ONE OF A KIND – Words like “feisty” and “maverick” don’t often show up in obituaries, but they flowed – affectionately – in the wake of former MPP Chris Stockwell’s death from cancer this week. Gone far too young at age 60, Stockwell is fondly remembered by a generation of Queen’s Parkers as one of the most entertaining, and in many ways most effective, Speakers the Legislature has ever seen. A first-rate provocateur, Stockwell was adept at thwarting disruptive shenanigans in the House; as former PC Leader Tim Hudak tweeted, he “couldn’t be fooled because he had broken every rule in the book many times himself.” First elected provincially in 1990, Stockwell was understandably miffed when he was passed over for a cabinet post after the Mike Harris Tories won in 1995, which is why he ran for Speaker, over Harris’s objections. When Harris retired, Stockwell ran for party leader, but lost to Ernie Eves – who lessened the blow by finally appointing Stockwell to cabinet. He was done as an MPP himself in 2003, but had left his mark as one of those unforgettable characters who enliven the scene at Queen’s Park – some would say far too infrequently.


“Patrick has always stood for the advancement of women’s rights and it’s in the face of this injustice that it’s time for us to stand up for his.”

  • Open letter signed by a group of women in Simcoe County, defending disgraced former PC Leader Patrick Brown against anonymous accusers of sexual misconduct.  The letter decried the MeToo movement has having “crossed into dangerous territory with no line drawn as to when it becomes acceptable to destroy a man’s career, reputation, and life.”

“I said ‘Who wrote that?‘ He said, ‘One of my staff members.’ I said, ‘Did you authorize it, did you consent to it being released?’ He said, ‘No.’”

  • Nicholas Charitsis, a lawyer and friend of Brown – although he does not represent the fallen leader – suggesting that Brown’s resignation was invalid and that technically he’s still party leader. Brown, for his part, dismissed the idea, tweeting, “I am solely focused on clearing my name, not technicalities.”

“Rather than funding infrastructure through low interest loans the way our parents and grandparents’ generations did, the Wynne government has chosen to make our children and grandchildren pay more. This will cost all of us in the future.”

  • CUPE Ontario President Fred Hahn, whose union is suing the government over the sale of Hydro One, pouncing on a report from the Financial Accountability Officer concluding that the sell-off, while providing a short-term infusion of money for infrastructure projects, will ultimately cost more than traditional debt financing would have.

“My son, Mike Jr. is thinking about running in Waterloo.
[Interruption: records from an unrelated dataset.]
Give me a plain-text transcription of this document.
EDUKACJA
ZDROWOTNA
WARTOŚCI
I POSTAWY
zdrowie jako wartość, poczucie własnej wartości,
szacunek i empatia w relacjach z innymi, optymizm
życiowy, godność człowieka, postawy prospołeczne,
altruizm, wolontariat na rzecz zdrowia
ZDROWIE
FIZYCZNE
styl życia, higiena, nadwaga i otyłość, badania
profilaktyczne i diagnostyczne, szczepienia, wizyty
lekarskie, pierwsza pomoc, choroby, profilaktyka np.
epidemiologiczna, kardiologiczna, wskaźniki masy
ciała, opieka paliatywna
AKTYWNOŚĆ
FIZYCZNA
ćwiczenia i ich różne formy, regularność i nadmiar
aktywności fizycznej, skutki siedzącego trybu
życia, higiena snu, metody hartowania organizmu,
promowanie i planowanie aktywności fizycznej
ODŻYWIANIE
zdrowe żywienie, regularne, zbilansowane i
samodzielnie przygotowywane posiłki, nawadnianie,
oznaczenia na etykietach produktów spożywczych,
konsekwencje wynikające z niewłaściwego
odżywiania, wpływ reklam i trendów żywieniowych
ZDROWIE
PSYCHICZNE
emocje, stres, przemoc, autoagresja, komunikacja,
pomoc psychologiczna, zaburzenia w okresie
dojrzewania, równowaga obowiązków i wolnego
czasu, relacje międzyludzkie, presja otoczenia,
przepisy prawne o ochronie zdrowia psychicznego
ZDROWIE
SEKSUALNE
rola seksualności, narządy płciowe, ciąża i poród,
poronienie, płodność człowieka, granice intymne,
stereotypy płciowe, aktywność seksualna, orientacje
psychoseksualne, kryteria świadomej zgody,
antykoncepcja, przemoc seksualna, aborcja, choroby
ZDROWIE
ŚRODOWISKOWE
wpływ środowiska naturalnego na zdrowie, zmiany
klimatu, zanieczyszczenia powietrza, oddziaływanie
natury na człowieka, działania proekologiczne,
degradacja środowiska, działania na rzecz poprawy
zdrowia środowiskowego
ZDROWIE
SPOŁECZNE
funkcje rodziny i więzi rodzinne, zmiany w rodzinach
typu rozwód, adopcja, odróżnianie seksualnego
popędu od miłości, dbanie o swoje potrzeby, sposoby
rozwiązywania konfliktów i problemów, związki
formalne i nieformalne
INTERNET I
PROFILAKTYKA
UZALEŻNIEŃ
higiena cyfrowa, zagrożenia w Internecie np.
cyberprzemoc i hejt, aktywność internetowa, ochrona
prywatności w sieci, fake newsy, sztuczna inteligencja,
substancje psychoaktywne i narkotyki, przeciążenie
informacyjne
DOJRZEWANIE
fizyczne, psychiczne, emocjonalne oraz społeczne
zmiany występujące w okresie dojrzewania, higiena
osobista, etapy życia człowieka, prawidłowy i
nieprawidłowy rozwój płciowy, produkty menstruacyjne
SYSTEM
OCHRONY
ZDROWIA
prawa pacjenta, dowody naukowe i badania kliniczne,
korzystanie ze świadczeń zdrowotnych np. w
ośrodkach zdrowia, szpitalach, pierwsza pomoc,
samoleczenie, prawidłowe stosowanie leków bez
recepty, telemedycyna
He’s talking to folks and what not, so that will be kind of exciting for me.”

  • Former Premier Mike Harris, acknowledging that there may be another Mike Harris running for provincial politics (on top of the Michael Harris who is already the PC MPP for Kitchener-Consestoga). The ex-preem also took the opportunity to weigh in on the PC leadership race, saying he won’t take sides but offering that any of the three main hopefuls “can help lead this province – and help us get rid of Kathleen Wynne, who’s been an unmitigated disaster.”